France laid to rest the 85-year-old priest, Father Jacques Hamel, who was killed by two Islamic extremist last week as he celebrated morning mass.
Hundreds of mourners gathered Tuesday in the cathedral of Rouen, in northern France, for the funeral mass held under tight security measures and presided over by Rouen's Archbishop Dominique Lebrun.
"As brutal and unfair and horrible as Jacques' death was, we have to look deep into our hearts to find the light," Lebrun said.
Interior Minister Bernard Cazeneuve and other French officials attended the ceremony.
Hamel was killed by two teenagers who slit his throat and took others hostage. The suspects were shot dead by police in the town of Saint-Etienne-du-Rouvray, about 6.5 kilometers south of Rouen.
Islamic State claimed responsibility for the attack through a video released by the militant group.
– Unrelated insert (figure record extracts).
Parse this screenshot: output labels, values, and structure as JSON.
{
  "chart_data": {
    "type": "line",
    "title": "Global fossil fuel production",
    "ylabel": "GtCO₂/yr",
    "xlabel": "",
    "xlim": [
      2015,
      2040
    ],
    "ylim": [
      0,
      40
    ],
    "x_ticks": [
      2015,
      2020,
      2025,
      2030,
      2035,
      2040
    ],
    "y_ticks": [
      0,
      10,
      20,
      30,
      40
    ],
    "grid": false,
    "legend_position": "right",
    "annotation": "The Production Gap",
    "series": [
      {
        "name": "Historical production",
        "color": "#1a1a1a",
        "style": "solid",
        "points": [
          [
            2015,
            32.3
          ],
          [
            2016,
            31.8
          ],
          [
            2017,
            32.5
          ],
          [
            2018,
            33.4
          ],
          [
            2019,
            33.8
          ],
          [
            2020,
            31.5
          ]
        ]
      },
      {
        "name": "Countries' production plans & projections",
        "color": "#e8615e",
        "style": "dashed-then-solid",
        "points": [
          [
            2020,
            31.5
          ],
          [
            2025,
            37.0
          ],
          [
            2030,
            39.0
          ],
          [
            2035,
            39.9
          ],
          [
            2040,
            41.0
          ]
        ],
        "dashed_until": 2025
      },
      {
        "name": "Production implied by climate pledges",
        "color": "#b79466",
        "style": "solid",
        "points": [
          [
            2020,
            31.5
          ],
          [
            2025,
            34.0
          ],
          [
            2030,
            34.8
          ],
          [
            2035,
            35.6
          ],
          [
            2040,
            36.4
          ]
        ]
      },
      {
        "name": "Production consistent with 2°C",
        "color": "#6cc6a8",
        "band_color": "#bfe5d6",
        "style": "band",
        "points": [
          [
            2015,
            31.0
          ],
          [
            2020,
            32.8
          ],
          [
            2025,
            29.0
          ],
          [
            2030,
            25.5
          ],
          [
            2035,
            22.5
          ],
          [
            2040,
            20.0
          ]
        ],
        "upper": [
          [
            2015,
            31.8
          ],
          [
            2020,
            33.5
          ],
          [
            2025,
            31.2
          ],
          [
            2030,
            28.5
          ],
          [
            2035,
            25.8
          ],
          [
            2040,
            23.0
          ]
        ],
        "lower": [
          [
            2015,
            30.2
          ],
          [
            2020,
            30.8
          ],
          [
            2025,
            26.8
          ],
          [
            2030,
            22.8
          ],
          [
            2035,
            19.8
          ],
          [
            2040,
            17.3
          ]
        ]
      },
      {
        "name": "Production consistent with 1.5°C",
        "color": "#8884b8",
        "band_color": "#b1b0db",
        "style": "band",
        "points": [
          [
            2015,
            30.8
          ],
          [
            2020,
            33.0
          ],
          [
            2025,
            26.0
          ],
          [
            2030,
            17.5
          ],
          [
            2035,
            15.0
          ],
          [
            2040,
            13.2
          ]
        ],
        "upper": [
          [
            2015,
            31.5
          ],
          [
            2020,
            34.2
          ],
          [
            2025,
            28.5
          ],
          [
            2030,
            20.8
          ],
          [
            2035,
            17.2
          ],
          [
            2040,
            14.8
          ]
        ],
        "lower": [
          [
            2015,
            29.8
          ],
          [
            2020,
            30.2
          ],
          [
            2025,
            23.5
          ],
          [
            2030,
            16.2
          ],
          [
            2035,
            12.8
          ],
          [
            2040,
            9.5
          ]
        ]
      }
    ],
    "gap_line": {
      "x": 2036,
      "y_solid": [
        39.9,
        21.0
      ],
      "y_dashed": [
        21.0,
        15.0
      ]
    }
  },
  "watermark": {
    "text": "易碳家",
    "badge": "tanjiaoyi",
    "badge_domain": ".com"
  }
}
On Sunday, Muslims attended Catholic masses in places of worship across France and Italy in a show of solidarity days after Hamel's murder.
Archbishop Lebrun thanked the Muslim worshipers "in the name of all Christians," adding that "in this way you are affirming that you reject death and violence in the name of God."
A series of terrorist attacks in France, claimed by Islamic State, has raised questions about the foreign funding of many mosques, in addition to tough questions about security failures across the country.
Cazeneuve said Monday that since December, authorities have shut down nearly 20 mosques and prayer halls considered to be preaching radical Islam.
There is no place in France for those who “call for and incite hatred in prayer halls or in mosques," the minister said.
Some material for this report came from AP, AFP and Reuters.